A parian doll, sometimes mistakenly referred to as a Dresden doll, was a type of doll manufactured primarily in Germany, from around 1860 to 1880. A parian doll, like a china doll, has a body made from fabrics and a head created from untinted white porcelain. Unlike the china doll however, the parian doll's head is not dipped in glaze before firing and as such has a matte finish, similar to bisque dolls, giving it a markedly different appearance. The term parian refers to the appearance of the fine white Parian marble of Paros, Greece. The UFDC (United Federation of Doll Clubs) accepted definition of these dolls is as follows: "Parian doll: doll made of fine white bisque (unglazed porcelain) without tinting. The features, hair and cheeks may be painted." Many collectors now are discarding the term parian in favor of untinted bisque versus tinted bisque.

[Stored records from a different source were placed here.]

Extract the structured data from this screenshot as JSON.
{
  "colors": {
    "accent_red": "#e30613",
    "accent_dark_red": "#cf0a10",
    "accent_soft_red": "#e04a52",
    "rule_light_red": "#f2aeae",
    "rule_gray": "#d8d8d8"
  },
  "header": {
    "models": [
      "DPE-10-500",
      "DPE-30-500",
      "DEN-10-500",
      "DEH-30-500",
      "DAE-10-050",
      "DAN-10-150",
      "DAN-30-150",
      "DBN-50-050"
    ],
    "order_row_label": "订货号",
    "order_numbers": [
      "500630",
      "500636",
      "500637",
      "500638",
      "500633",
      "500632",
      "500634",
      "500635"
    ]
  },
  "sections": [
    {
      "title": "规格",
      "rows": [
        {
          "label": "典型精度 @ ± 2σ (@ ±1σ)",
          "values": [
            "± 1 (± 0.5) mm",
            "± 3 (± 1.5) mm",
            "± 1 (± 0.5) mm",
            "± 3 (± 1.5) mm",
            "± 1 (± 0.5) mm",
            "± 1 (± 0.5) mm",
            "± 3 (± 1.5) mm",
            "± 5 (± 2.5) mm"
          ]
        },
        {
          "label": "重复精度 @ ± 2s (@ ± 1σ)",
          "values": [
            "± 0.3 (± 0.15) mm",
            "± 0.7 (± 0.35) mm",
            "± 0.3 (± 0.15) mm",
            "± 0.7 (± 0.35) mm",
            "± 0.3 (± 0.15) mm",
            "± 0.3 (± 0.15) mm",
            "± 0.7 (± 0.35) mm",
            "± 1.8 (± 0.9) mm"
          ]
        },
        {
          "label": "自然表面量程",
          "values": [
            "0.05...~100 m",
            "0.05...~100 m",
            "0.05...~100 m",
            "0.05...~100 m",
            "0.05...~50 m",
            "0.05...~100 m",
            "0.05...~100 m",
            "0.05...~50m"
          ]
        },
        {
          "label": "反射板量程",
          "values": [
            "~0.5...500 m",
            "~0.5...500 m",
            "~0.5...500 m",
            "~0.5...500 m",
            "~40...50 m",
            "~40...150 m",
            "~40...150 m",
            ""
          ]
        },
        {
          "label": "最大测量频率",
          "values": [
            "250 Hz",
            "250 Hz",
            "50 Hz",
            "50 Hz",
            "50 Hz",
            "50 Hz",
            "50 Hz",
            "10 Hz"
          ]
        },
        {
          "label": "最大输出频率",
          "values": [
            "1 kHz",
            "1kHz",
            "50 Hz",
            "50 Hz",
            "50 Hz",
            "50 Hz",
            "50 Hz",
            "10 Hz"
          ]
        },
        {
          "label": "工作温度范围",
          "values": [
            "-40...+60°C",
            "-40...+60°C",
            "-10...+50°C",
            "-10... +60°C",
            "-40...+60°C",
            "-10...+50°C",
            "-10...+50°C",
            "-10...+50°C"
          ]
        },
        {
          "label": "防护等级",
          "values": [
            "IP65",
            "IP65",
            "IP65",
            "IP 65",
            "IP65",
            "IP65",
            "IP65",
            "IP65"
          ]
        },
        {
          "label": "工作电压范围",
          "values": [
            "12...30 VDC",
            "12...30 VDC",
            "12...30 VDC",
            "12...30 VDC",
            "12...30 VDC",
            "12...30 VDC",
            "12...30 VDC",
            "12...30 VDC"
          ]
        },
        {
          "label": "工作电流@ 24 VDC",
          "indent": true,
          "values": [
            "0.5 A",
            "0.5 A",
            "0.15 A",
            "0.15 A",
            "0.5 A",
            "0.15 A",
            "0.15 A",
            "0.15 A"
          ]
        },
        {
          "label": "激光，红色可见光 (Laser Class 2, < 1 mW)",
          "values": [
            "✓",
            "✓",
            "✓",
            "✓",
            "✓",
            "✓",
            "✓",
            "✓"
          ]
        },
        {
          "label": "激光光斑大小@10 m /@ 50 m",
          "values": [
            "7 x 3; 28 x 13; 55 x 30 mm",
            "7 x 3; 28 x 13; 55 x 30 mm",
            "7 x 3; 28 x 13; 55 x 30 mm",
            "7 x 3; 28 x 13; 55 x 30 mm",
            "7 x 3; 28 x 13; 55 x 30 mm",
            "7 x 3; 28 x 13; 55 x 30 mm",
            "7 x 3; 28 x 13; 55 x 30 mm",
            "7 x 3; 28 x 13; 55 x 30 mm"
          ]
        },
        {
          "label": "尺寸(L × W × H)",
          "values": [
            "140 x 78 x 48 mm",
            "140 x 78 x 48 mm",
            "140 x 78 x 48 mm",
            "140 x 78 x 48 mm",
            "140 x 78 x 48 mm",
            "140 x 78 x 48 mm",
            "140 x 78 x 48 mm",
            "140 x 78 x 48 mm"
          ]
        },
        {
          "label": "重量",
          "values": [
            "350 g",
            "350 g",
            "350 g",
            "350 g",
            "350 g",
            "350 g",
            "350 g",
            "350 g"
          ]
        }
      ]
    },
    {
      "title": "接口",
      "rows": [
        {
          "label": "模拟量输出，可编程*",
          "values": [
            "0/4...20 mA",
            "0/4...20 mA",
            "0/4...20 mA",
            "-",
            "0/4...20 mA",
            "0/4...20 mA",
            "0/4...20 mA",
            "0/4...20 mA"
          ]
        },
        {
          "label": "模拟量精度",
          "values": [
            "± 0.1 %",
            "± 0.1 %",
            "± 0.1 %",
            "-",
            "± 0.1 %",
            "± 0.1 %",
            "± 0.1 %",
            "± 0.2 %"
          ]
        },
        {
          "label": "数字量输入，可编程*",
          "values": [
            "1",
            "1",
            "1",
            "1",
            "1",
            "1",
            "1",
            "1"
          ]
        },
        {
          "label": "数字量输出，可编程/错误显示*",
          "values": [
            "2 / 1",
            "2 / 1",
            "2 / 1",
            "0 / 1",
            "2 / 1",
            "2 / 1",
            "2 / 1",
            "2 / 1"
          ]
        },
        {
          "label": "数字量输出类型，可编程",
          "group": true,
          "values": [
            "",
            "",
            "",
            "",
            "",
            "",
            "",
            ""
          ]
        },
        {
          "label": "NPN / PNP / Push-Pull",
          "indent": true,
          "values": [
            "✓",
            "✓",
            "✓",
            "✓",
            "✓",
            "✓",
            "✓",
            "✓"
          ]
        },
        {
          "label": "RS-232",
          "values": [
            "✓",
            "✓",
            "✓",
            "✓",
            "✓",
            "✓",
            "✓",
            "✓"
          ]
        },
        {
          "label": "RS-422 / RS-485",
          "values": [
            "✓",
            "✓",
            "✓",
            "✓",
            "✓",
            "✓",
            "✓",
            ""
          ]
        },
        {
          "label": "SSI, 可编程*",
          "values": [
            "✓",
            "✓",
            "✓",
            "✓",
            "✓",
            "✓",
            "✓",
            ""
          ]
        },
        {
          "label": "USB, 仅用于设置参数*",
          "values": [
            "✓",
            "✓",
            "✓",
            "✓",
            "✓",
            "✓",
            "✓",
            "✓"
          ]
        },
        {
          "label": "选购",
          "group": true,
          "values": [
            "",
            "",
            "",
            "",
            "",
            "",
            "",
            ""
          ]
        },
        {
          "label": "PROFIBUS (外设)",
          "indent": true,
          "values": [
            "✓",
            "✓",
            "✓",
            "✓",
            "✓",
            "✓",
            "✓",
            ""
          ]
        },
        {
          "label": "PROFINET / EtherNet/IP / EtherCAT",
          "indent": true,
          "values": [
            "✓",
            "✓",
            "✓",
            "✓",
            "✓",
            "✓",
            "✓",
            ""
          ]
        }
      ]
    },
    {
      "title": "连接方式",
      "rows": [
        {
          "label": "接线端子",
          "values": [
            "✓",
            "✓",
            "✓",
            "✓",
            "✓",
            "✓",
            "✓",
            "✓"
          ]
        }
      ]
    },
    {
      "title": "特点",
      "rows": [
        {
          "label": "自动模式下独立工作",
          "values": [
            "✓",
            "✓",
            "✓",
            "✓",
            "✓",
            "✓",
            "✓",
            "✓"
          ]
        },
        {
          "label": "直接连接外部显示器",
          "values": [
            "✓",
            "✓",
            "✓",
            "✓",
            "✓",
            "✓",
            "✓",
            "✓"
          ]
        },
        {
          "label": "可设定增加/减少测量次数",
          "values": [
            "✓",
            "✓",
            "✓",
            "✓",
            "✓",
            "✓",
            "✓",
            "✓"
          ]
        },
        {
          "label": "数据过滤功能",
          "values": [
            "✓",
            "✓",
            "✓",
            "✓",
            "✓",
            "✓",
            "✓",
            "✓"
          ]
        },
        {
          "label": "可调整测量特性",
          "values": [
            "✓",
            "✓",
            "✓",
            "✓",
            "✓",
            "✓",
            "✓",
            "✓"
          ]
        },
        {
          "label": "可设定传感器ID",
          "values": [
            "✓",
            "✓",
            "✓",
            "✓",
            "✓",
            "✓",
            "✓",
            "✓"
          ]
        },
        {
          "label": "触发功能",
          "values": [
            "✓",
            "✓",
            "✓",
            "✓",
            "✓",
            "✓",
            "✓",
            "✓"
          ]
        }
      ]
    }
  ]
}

Parian dolls usually have molded blond hair. Brown and black haired parians are less common. Parians are often elaborately decorated with colored feathers, flowers, scarves, ribbons, combs, jewels, and luster ruffs (single, double, occasionally triple) about the bottom of the yoke. The hair was arranged in interesting and elaborate ways. The eyes were painted or glass. The glass-eyed dolls are sought after by collectors.

The lead company in manufacturing these untinted bisque parian dolls was Alt Beck & Gottschalck. Other manufacturers include Conta & Boehme, Dornheim Koch & Fischer, Kister, Hertel Schwab & Co., C. F. Kling & Co., Simon & Halbig, Bahr & Proschild, and Hertwig among many others.